Astonishing X-Men #25 (Marvel): Warren Ellis and Simone Bianchi’s AXM is really different from the Whedon-Cassaday affair, and I can appreciate both. Rather than reliance on crisp photorealistic art and quippy dialogue with plot lines built around isolated fan-favorite “cool” moments, this team is a bit more subtle and nuanced. The art is darker and less defined; it lends a more subversive feeling that fits well with where the team finds themselves currently, both geographically and philosophically. Even Bianchi’s panel layouts are a bit more experimental than usual and boast a disjointed feel that dovetails nicely into this group's in-flux existence. From a scripting standpoint, Ellis nails the characterization with simple and effective lines like “you have a tendency to self-sabotage” and shows he’s captured the essence of the team, whether it’s the portrayal of the gruffness of Wolverine, eagerness of Hisako, regal stature of Ororo, or the strategist nature of Scott. All in all, a great set up for a markedly new direction with markedly new artistic approaches. Grade A.

Billy Batson & The Magic of Shazam! #1 (DC): Mike “Hero Bear & The Kid” Kunkel turns in a very likable first issue here. With a $2.25 price tag, it feels packed with entertainment and we get a lot of bang for the buck. Kunkel captures the innocent sense of wonder that really should accompany Billy Batson, embeds good messaging for younger readers without it playing overt or soapbox-y, maintains a consistent level of humor, and isn’t afraid to expose kids to “big” words like pachyderm. This is a well balanced introduction to Batson basics, complete with the Wizard, Mary Marvel, the alter ego of Captain Marvel, his day job at the radio station, and his counterpoint Adam, all with plenty of adventure to be had. The only real observational criticism I have has nothing to do with the content of the book per se, it’s more directed at DC Editorial. Kunkel’s Hero Bear was wildly popular when it debuted seven or eight years ago. I remember my LCS at the time selling out, droves of fans asking for the title, a friend of mine who is a graphic designer begging me to buy it for him, and even non-comic reader soccer moms entering the shop inquiring about the title. That was seven or eight years ago. Why did it take DC (or any company for that matter) so long to get him on a regular title? If they’d capitalized on his popularity and style at the time, we could have had so much more. Imagine sitting here now in 2008 with 84 issues in the can of this title. Wouldn’t that go a long way toward getting kids interested in the medium again? Grade A.

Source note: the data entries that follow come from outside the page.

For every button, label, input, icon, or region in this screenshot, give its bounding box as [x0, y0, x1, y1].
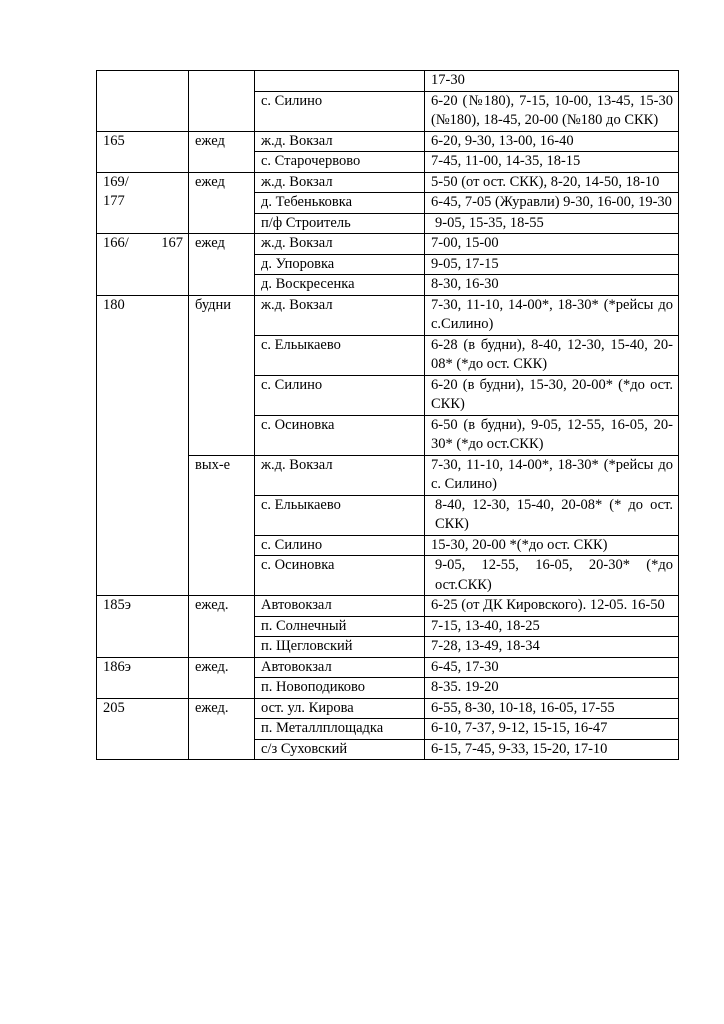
stop-cell: Автовокзал — [255, 596, 425, 617]
times-cell: 6-20 (в будни), 15-30, 20-00* (*до ост. СКК) — [425, 375, 679, 415]
stop-cell: п. Щегловский — [255, 637, 425, 658]
times-cell: 6-25 (от ДК Кировского). 12-05. 16-50 — [425, 596, 679, 617]
days-cell — [189, 71, 255, 132]
table-row — [97, 234, 679, 255]
times-cell: 7-30, 11-10, 14-00*, 18-30* (*рейсы до с. Силино) — [425, 455, 679, 495]
stop-cell — [255, 71, 425, 92]
days-cell: ежед. — [189, 657, 255, 698]
times-cell: 6-10, 7-37, 9-12, 15-15, 16-47 — [425, 719, 679, 740]
times-cell: 6-45, 17-30 — [425, 657, 679, 678]
stop-cell: ж.д. Вокзал — [255, 234, 425, 255]
times-cell: 6-50 (в будни), 9-05, 12-55, 16-05, 20-30* (*до ост.СКК) — [425, 415, 679, 455]
stop-cell: с/з Суховский — [255, 739, 425, 760]
times-cell: 8-40, 12-30, 15-40, 20-08* (* до ост. СКК) — [425, 495, 679, 535]
times-cell: 7-00, 15-00 — [425, 234, 679, 255]
days-cell: ежед — [189, 131, 255, 172]
stop-cell: Автовокзал — [255, 657, 425, 678]
days-cell: вых-е — [189, 455, 255, 596]
times-cell: 6-45, 7-05 (Журавли) 9-30, 16-00, 19-30 — [425, 193, 679, 214]
table-row — [97, 657, 679, 678]
route-cell: 165 — [97, 131, 189, 172]
table-row — [97, 172, 679, 193]
stop-cell: ж.д. Вокзал — [255, 131, 425, 152]
times-cell: 6-15, 7-45, 9-33, 15-20, 17-10 — [425, 739, 679, 760]
stop-cell: с. Силино — [255, 375, 425, 415]
stop-cell: с. Силино — [255, 91, 425, 131]
table-row — [97, 698, 679, 719]
table-row — [97, 596, 679, 617]
days-cell: ежед — [189, 172, 255, 234]
days-cell: ежед. — [189, 596, 255, 658]
stop-cell: п. Металлплощадка — [255, 719, 425, 740]
days-cell: ежед — [189, 234, 255, 296]
route-cell: 169/ 177 — [97, 172, 189, 234]
table-row — [97, 71, 679, 92]
times-cell: 7-30, 11-10, 14-00*, 18-30* (*рейсы до с.Силино) — [425, 295, 679, 335]
times-cell: 6-20, 9-30, 13-00, 16-40 — [425, 131, 679, 152]
table-row — [97, 295, 679, 335]
stop-cell: п/ф Строитель — [255, 213, 425, 234]
stop-cell: ж.д. Вокзал — [255, 172, 425, 193]
times-cell: 9-05, 15-35, 18-55 — [425, 213, 679, 234]
times-cell: 5-50 (от ост. СКК), 8-20, 14-50, 18-10 — [425, 172, 679, 193]
days-cell: будни — [189, 295, 255, 455]
stop-cell: ж.д. Вокзал — [255, 295, 425, 335]
route-cell: 166/ 167 — [97, 234, 189, 296]
bus-schedule-table — [96, 70, 679, 760]
stop-cell: с. Осиновка — [255, 556, 425, 596]
route-cell: 205 — [97, 698, 189, 760]
stop-cell: с. Старочервово — [255, 152, 425, 173]
times-cell: 17-30 — [425, 71, 679, 92]
route-cell: 180 — [97, 295, 189, 596]
stop-cell: д. Тебеньковка — [255, 193, 425, 214]
stop-cell: с. Осиновка — [255, 415, 425, 455]
stop-cell: п. Солнечный — [255, 616, 425, 637]
times-cell: 8-30, 16-30 — [425, 275, 679, 296]
times-cell: 15-30, 20-00 *(*до ост. СКК) — [425, 535, 679, 556]
stop-cell: ост. ул. Кирова — [255, 698, 425, 719]
table-row — [97, 131, 679, 152]
stop-cell: д. Воскресенка — [255, 275, 425, 296]
stop-cell: д. Упоровка — [255, 254, 425, 275]
times-cell: 7-15, 13-40, 18-25 — [425, 616, 679, 637]
route-cell: 185э — [97, 596, 189, 658]
stop-cell: с. Ельыкаево — [255, 495, 425, 535]
route-cell: 186э — [97, 657, 189, 698]
times-cell: 7-28, 13-49, 18-34 — [425, 637, 679, 658]
times-cell: 6-55, 8-30, 10-18, 16-05, 17-55 — [425, 698, 679, 719]
stop-cell: ж.д. Вокзал — [255, 455, 425, 495]
times-cell: 6-28 (в будни), 8-40, 12-30, 15-40, 20-08* (*до ост. СКК) — [425, 335, 679, 375]
stop-cell: с. Силино — [255, 535, 425, 556]
days-cell: ежед. — [189, 698, 255, 760]
times-cell: 9-05, 12-55, 16-05, 20-30* (*до ост.СКК) — [425, 556, 679, 596]
stop-cell: с. Ельыкаево — [255, 335, 425, 375]
times-cell: 7-45, 11-00, 14-35, 18-15 — [425, 152, 679, 173]
times-cell: 8-35. 19-20 — [425, 678, 679, 699]
times-cell: 6-20 (№180), 7-15, 10-00, 13-45, 15-30 (№180), 18-45, 20-00 (№180 до СКК) — [425, 91, 679, 131]
stop-cell: п. Новоподиково — [255, 678, 425, 699]
times-cell: 9-05, 17-15 — [425, 254, 679, 275]
route-cell — [97, 71, 189, 132]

Northlanders #7 (DC/Vertigo): The lone typo aside (“plnt” your feet), Wood and Gianfelice deliver another entertaining and intriguing issue. What I enjoyed the most about this issue was the sense that many events are coalescing to transform Sven into something grand and dark. Without spoiling, there are major plot marks here related to Gorm and Thora. Much of what Sven does, he derives no satisfaction from and only does out of a sense of duty. The interesting question I felt that continues to be posed is “what exactly does Sven want?” He seems dispassionate about reclaiming a throne that’s rightfully his, or the inheritance that accompanies it. I’m expecting him to reveal some sense of direction about his true desires next issue that propels us into the second arc. But, knowing Wood he'll surprise me pleasantly with something I haven't thought of. Grade A.

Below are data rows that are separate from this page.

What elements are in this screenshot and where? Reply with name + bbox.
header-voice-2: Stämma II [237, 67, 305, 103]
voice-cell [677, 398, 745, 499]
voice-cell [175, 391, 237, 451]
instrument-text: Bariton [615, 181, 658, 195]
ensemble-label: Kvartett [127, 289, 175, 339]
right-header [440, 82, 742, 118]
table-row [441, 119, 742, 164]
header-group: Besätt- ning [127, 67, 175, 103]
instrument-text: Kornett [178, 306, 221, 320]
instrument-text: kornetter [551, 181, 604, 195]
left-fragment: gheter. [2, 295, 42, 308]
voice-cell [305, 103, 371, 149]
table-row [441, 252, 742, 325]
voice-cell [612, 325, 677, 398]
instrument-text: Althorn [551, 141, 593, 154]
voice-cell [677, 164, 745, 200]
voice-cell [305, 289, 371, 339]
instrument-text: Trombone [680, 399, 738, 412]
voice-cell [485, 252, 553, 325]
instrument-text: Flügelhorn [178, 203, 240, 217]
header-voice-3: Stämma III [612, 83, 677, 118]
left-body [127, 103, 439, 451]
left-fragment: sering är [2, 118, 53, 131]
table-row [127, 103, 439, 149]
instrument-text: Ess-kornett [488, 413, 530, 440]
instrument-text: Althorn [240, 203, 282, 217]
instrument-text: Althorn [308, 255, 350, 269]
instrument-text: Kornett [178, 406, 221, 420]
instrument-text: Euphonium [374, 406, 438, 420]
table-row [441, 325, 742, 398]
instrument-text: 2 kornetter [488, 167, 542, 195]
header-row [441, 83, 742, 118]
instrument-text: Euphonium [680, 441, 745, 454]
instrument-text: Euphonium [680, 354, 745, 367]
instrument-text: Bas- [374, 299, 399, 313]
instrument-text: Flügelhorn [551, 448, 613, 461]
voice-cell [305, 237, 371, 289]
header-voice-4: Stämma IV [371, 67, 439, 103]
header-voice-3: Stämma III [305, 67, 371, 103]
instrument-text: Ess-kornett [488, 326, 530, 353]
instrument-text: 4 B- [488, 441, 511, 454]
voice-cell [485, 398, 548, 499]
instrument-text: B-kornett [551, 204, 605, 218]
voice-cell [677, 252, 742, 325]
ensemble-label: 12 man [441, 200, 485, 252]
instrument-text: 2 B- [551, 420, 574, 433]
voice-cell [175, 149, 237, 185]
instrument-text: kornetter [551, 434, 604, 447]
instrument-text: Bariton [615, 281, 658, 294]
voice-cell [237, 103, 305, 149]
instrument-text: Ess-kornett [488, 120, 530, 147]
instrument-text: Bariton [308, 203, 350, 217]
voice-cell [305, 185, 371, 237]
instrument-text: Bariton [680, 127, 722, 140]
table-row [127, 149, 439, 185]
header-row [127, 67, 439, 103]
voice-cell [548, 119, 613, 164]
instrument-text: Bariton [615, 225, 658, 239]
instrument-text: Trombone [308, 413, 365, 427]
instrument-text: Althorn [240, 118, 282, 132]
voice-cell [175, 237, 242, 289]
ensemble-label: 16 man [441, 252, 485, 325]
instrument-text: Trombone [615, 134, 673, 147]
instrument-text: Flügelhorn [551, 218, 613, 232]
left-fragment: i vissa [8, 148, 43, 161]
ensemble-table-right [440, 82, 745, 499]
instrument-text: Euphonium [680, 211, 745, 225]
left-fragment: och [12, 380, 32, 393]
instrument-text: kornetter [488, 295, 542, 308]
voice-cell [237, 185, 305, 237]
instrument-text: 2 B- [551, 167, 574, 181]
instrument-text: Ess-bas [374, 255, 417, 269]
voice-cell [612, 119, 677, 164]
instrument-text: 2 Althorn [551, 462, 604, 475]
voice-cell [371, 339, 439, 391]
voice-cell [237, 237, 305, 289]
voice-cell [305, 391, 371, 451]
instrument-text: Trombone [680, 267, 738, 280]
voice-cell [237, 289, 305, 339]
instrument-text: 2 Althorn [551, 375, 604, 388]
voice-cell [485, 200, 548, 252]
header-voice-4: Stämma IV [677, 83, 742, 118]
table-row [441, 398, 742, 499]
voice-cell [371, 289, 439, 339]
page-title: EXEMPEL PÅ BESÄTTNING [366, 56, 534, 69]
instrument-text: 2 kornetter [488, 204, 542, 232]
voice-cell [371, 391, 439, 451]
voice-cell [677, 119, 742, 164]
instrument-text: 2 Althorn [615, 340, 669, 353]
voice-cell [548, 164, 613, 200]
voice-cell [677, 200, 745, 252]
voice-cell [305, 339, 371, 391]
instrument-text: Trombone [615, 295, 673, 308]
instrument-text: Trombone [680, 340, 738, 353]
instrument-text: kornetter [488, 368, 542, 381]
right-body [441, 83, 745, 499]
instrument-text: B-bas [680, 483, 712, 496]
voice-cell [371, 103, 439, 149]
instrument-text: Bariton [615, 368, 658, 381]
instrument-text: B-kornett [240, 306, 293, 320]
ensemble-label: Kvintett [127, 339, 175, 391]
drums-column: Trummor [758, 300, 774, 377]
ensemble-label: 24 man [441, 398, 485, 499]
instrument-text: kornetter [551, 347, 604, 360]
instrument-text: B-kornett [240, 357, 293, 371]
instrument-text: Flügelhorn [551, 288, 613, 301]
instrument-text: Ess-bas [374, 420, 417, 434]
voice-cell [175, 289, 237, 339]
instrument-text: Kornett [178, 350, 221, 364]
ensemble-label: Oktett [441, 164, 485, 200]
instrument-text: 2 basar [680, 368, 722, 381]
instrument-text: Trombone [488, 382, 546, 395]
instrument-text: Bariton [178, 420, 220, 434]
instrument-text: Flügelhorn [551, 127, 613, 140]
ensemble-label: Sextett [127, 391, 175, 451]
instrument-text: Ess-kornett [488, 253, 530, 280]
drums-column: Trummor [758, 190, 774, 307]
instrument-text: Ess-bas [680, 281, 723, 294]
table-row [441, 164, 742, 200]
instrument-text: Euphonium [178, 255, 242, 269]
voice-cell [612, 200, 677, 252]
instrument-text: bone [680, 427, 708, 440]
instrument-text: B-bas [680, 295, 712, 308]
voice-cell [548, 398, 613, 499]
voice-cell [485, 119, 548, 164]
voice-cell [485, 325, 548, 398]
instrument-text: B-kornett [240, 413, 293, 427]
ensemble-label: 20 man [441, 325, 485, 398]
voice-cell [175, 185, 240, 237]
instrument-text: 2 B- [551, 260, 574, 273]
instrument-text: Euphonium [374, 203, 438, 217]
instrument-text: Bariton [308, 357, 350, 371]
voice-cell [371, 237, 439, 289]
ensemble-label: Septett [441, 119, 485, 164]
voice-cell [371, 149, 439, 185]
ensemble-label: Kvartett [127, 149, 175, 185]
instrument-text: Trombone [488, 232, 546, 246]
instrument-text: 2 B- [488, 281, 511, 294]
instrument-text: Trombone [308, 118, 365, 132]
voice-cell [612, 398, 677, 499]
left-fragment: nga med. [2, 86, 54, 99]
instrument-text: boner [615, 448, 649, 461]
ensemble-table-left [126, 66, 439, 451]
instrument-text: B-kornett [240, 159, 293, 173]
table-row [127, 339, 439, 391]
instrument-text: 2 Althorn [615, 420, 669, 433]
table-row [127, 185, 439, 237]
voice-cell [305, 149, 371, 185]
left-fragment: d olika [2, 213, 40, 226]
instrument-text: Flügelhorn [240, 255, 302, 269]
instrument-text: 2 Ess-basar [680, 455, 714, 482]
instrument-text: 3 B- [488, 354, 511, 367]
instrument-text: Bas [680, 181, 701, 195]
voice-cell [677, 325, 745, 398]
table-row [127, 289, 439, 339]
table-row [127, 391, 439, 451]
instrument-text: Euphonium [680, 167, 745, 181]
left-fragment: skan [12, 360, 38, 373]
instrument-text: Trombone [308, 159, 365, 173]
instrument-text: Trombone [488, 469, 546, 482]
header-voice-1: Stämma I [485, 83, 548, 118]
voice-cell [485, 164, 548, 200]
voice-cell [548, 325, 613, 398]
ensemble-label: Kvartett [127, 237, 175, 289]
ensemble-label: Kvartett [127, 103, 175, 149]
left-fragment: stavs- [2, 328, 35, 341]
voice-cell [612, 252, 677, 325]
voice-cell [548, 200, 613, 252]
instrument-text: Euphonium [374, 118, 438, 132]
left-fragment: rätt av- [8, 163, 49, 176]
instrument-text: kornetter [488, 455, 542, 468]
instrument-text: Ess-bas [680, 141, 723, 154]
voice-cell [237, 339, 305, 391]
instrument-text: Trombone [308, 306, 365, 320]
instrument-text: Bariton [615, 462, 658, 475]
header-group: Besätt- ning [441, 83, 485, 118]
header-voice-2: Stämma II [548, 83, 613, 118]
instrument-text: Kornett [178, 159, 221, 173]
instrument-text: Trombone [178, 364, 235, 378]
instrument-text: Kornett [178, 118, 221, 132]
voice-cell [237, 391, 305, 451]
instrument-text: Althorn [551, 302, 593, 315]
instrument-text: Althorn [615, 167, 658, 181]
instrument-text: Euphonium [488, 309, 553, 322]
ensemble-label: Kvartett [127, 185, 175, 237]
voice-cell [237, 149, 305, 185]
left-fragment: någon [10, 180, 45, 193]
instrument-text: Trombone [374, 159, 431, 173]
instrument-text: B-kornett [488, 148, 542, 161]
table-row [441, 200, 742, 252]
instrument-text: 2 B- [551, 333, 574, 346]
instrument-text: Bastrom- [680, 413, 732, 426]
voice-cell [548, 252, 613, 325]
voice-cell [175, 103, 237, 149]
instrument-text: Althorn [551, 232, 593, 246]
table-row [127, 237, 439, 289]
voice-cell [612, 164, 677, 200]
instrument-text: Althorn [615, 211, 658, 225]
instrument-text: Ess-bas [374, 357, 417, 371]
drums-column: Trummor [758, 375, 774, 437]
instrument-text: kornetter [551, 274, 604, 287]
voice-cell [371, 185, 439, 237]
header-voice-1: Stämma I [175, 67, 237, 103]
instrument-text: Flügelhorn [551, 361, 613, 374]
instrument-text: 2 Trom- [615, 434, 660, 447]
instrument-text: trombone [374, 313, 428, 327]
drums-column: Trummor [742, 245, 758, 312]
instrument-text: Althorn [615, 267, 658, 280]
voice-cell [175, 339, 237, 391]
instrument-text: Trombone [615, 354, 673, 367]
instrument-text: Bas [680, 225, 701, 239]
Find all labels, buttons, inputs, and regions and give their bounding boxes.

Echo #4 (Abstract Studio): This issue feels like “all middle,” but still does so beautifully and with refreshing aplomb. Echo, as a title, swaggers into the room with a calm sense of purpose. I don’t know where it’s going, but it knows where it’s going and continues to march confidently forward with its own vision in sight. It feels like there’s a plan, which is more than I can say for half the titles on the stands right now. Here we’re treated to a convergence of government plots, slowly revealed powers of “the suit,” Annie’s boyfriend, Julie learning the powers, and many different angles to the investigation by different authorities. Echo continues its deliberate and effective approach with a Grade A.